Antonio R. Marxuach: Need real solution
June 3, 2006
There is no way to accurately reflect the viewpoints of Steamboat residents regarding the question “Where should a new indoor pool be built?” unless you include the option of “neither.” Among numerous residents, you’re likely to hear terms such as wasteful, frivolous and unnecessary. Steamboat currently has an adequate and, in fact, remarkable facility unique in its ability to provide warm and temperate waters year-round from natural, non-fossil fuel consuming, geothermic sources. All this and more is provided to the community at a very reasonable annual rate.
Covering the existing pool at the Steamboat Springs Health and Recreation Center to answer the allegation that it will shield users from U.S. Highway 40 pollution when nothing has been done to address automotive emissions in this valley is tantamount to declaring our nation as “oil addicted” then ignoring any efforts to reduce consumption and instead waste billions of dollars (and more importantly lives) on militarizing oil extraction and distribution.
Real solution? Introduce a county-wide emissions standard similar to Denver’s, include a modest tax for car registrations and at the gasoline pump to pay for a fully-subsidized, effective mass-transit for the entire valley, and introduce appropriate blend biodiesel fuels for the plethora of diesel vehicles in Routt County.

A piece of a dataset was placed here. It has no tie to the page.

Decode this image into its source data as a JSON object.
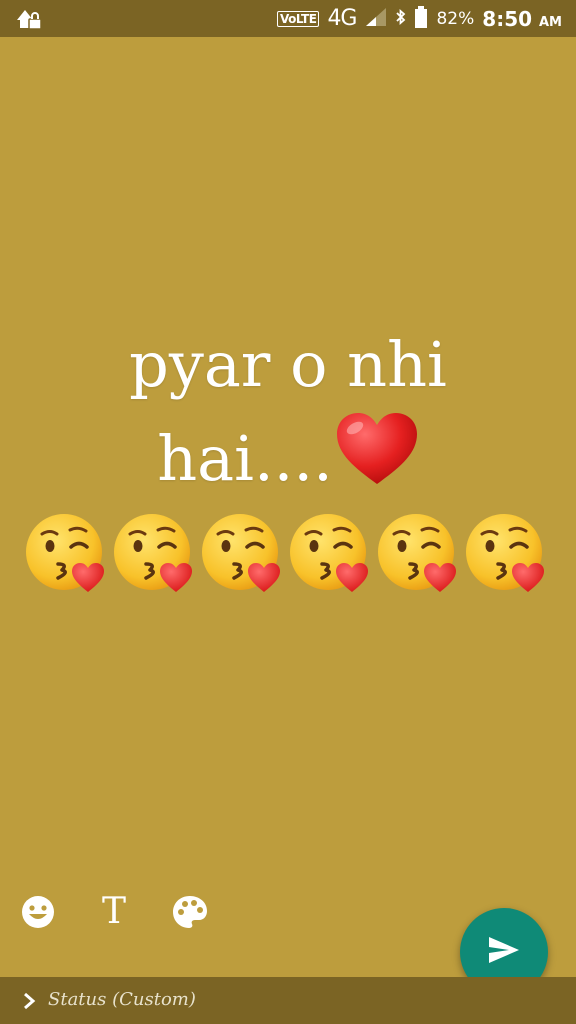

These are merely some of the initial steps necessary to move our great community forward and to wean it from the waning petroleum age.
Of course, I’d also be remiss in not highlighting Steamboat’s abundant, year-round outdoor recreational alternatives, which adequately answer the charge, “Why do we feel we must have everything, when we already have so much?” To suggest building any extravagant, climate-controlled facility that is clearly redundant is not only short-sighted, it’s frankly hedonistic bearing in mind that coal-fired power plants contribute more to greenhouse gasses than automobiles. And so-called “clean-burning coal” technologies might be best understood as analogous to smoking filtered cigarettes. Although an important interim solution, it’s simply part of a comprehensive picture that moves the user toward reduction and ultimately a healthier alternative. I’m certain I’m not the only person who’s noticed that the United States and the world is in the midst of an epidemic energy crisis. Now more than ever, communities such as ours and across the country must begin to address growth in a manner that factors in sustainable practices.